The workers, represented by Teamster Locals 508-M, 1717 and 100, staunchly rejected demands from the company for excessive economic concessions, including wage cuts of up to 10 dollars per hour in order to keep the plant open. The three local unions had formed a joint negotiating committee to conduct decision bargaining with the company when the plant closing was announced, but the company was unwilling to compromise on their expectation that the workers would shoulder the bulk of $2.1 million in concessions.
"This plant did not have to close. New job requests are coming in the door daily and the workers are putting in compulsory overtime," said Jim Elkins, Vice President of Local 508-M. "We are willing to bargain fairly and in good faith with the management, but their demands are unreasonable.

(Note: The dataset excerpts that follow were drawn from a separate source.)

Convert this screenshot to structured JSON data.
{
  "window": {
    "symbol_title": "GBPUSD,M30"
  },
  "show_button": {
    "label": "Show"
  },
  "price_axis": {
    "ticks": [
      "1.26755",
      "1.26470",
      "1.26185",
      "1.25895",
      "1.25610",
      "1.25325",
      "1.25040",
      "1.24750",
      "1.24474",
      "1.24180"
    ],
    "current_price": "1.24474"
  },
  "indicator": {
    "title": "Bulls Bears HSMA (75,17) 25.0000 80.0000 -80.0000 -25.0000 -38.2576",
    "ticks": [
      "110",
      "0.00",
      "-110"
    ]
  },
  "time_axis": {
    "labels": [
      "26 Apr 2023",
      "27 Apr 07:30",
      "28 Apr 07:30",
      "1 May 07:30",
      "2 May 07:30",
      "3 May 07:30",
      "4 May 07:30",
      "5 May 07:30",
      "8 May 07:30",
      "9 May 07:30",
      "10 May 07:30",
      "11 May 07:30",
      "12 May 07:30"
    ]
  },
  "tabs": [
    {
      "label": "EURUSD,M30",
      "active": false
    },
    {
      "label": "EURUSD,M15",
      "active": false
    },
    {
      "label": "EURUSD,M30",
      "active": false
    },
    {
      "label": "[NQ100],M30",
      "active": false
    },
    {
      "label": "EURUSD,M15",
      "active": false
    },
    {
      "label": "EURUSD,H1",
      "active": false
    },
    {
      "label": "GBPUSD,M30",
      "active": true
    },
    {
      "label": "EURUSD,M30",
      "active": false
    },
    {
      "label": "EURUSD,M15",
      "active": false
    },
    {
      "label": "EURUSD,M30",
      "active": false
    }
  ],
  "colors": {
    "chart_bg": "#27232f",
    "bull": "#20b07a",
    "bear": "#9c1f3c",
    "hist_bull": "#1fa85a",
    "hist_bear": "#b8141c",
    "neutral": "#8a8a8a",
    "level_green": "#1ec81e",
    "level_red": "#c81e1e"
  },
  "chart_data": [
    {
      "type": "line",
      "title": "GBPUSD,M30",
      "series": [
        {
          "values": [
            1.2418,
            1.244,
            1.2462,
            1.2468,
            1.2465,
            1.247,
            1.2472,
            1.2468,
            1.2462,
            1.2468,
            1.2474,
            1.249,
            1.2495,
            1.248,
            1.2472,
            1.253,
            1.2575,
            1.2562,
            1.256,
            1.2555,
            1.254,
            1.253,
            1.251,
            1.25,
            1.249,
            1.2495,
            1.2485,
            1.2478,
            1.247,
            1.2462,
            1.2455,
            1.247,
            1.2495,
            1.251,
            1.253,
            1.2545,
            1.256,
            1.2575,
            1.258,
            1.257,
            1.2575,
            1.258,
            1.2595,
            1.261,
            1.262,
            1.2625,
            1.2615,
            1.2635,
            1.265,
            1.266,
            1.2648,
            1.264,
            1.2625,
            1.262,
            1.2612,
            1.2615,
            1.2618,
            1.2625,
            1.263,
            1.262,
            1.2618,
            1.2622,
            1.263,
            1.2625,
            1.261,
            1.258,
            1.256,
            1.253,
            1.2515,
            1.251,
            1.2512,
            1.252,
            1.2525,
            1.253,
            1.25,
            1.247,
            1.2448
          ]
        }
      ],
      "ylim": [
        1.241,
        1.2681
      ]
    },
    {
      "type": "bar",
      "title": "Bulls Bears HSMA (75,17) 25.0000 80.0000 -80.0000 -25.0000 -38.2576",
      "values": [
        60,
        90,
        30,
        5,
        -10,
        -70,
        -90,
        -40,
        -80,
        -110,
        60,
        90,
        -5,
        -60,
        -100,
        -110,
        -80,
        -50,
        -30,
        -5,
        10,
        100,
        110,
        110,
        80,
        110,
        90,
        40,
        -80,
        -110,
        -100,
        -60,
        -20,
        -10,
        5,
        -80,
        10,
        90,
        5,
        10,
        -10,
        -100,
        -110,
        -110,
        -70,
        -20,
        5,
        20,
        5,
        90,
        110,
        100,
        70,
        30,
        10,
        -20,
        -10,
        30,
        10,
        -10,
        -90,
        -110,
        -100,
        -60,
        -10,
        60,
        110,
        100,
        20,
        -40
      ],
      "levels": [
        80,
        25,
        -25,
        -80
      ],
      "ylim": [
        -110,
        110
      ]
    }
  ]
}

It never fails to amaze me at the way which companies will turn their backs on the very people and communities that keep them in business."
The company publishes magazines such as Reach Magazine, In Touch, Housetrends, Hack's High School Sports and Great Golf. The company decided to move the Cincinnati operations to Tennessee after the Tennessee facility lost TV Guide production, which was its sole account. The Cincinnati plant was still profitable and workers had been promised the loss of the TV Guide account would not affect their plant.
"It is obvious the move was already on the horizon because it offered the company a chance to increase profits with non-union workers. Their earning average is more than four dollars per hour less than the Cincinnati workers," said Elkins. "They knew their demands were excessive and would not be accepted, giving them an excuse to close the plant. The company's desire to increase profits overshadowed a concern for the workforce."
"This is another example of businesses becoming successful in Cincinnati thanks to loyal workers and community support. In turn, the companies show no loyalty to their workers or the community," said David Grabhorn, Vice President of the Teamsters Graphic Communication Conference. "They have no qualms about moving to Tennessee for lower wages, and they'll move to Mexico or China if they can get workers even cheaper. Once again Ohio workers will pay the price for increased profits to the company."